Hi there,
I’ve just started exploring LiveBook, and it is fantastic. I was able to import a 700 MByte csv with more than 1.6 million rows of data by just dragging it from LiveView’s file storage to the book and selecting “Dataframe”, which gives me this:
df =
Kino.FS.file_path("data.csv")
|> Explorer.DataFrame.from_csv!()
However, explorer
somehow thinks that all columns are strings. I would like to specify the data types of each column.
The explorer documentation tells me to provide these as an option: " :dtypes
- A list/map of {"column_name", dtype}
tuples." How exactly do I do this? What are the dtype
’s I should use?
I tried something like Explorer.DataFrame.from_csv!([{"timestamp", :string}])
but that throws an exception which I don’t fully understand:
** (ArgumentError) expected a keyword list as first argument, got invalid entry: {"timestamp", :string}
(elixir 1.15.7) lib/keyword.ex:281: Keyword.validate/5
(elixir 1.15.7) lib/keyword.ex:336: Keyword.validate!/2
(explorer 0.8.1) lib/explorer/data_frame.ex:558: Explorer.DataFrame.from_csv/2
(explorer 0.8.1) lib/explorer/data_frame.ex:601: Explorer.DataFrame.from_csv!/2
#cell:w7fv6gjiaf3lnb55:3: (file)
Any help or pointers to tutorials etc. would be appreciated!
Thank you
1 Like
Okay, I partly figured out how to pass the arguments correctly.
df =
Kino.FS.file_path("data.csv")
|> Explorer.DataFrame.from_csv!(dtypes: [{"timestamp", :time}], header: true, infer_schema_length: 10000)
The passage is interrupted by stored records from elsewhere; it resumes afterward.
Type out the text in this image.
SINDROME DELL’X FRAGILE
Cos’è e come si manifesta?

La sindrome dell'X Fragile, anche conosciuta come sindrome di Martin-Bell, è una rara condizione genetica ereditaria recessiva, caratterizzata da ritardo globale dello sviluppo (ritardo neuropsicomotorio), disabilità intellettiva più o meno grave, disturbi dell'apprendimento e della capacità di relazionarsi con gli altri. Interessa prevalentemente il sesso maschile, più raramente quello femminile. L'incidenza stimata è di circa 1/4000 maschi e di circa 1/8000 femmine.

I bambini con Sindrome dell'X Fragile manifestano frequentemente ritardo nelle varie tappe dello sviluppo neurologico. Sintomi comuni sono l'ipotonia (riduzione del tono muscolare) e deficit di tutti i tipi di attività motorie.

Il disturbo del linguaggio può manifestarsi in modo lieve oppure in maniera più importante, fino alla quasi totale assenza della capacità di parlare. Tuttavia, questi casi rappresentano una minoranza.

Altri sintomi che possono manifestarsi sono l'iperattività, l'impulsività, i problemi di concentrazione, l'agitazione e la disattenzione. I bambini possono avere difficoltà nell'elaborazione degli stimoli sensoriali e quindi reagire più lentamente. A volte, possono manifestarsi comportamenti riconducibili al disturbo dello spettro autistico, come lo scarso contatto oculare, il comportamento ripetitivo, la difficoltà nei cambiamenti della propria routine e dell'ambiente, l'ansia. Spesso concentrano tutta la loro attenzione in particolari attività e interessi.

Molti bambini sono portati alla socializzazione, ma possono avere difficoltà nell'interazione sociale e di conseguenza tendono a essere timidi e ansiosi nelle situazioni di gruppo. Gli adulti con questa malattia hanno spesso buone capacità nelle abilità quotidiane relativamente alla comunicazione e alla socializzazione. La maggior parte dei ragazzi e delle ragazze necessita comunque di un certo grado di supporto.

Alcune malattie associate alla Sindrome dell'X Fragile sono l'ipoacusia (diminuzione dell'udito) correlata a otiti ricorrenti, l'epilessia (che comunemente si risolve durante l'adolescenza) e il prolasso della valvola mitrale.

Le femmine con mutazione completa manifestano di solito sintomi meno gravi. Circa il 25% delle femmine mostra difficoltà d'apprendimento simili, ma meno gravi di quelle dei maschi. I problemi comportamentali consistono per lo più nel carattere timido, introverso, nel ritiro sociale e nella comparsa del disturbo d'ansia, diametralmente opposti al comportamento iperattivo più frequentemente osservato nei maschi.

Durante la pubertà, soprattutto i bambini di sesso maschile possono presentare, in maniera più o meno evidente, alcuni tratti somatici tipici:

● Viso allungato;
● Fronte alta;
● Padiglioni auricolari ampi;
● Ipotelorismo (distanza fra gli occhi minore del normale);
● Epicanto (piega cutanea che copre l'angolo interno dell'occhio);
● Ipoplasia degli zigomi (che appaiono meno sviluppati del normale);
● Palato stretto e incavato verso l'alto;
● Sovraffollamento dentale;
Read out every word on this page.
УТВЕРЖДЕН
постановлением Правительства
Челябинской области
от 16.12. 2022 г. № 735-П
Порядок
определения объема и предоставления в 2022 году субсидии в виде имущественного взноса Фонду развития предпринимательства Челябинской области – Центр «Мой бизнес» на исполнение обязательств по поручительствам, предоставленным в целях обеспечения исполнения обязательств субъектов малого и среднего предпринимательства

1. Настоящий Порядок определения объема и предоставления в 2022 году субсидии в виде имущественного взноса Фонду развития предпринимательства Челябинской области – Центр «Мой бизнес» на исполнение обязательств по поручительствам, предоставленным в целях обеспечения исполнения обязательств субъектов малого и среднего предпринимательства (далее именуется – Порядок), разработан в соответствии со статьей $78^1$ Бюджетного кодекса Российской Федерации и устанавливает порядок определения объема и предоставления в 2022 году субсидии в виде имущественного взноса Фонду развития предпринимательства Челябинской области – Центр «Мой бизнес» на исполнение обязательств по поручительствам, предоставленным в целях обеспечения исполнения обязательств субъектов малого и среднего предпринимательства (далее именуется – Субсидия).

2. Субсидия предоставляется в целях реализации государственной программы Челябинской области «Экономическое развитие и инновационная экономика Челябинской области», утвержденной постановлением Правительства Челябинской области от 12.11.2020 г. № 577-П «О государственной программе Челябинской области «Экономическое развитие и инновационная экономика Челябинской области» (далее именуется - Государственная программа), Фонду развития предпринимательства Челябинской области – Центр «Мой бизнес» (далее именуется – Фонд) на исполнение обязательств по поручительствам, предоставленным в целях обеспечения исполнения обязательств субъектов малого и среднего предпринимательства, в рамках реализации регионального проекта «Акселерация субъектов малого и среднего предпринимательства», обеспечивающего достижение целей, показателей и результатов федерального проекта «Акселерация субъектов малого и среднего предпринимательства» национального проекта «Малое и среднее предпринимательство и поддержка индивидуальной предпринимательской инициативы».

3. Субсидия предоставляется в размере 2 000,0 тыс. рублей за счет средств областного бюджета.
I am still wondering what dtypes are available.
Hi @Starlet9334! Welcome
It looks like you found the right option, :dtypes
. The available dtypes can be found here:
:binary
- Binaries (sequences of bytes)
:boolean
- Boolean
:category
- Strings but represented internally as integers
:date
- Date type that unwraps to Elixir.Date
{:datetime, precision}
- DateTime type with millisecond/microsecond/nanosecond precision that unwraps to Elixir.NaiveDateTime
{:duration, precision}
- Duration type with millisecond/microsecond/nanosecond precision that unwraps to Explorer.Duration
{:f, size}
- a 64-bit or 32-bit floating point number
{:s, size}
- a 8-bit or 16-bit or 32-bit or 64-bit signed integer number.
{:u, size}
- a 8-bit or 16-bit or 32-bit or 64-bit unsigned integer number.
:null
- nil
s exclusively
:string
- UTF-8 encoded binary
:time
- Time type that unwraps to Elixir.Time
{:list, dtype}
- A recursive dtype that can store lists. Examples: {:list, :boolean}
or a nested list dtype like {:list, {:list, :boolean}}
.
{:struct, [{key, dtype}]}
- A recursive dtype that can store Arrow/Polars structs (not to be confused with Elixir’s struct). This type unwraps to Elixir maps with string keys. Examples: {:struct, [{"a", :string}]}
or a nested struct dtype like {:struct, [{"a", {:struct, [{"b", :string}]}}]}
.
EDIT: I’ve changed the link to the top of the Series docs. There is a more explicit list there.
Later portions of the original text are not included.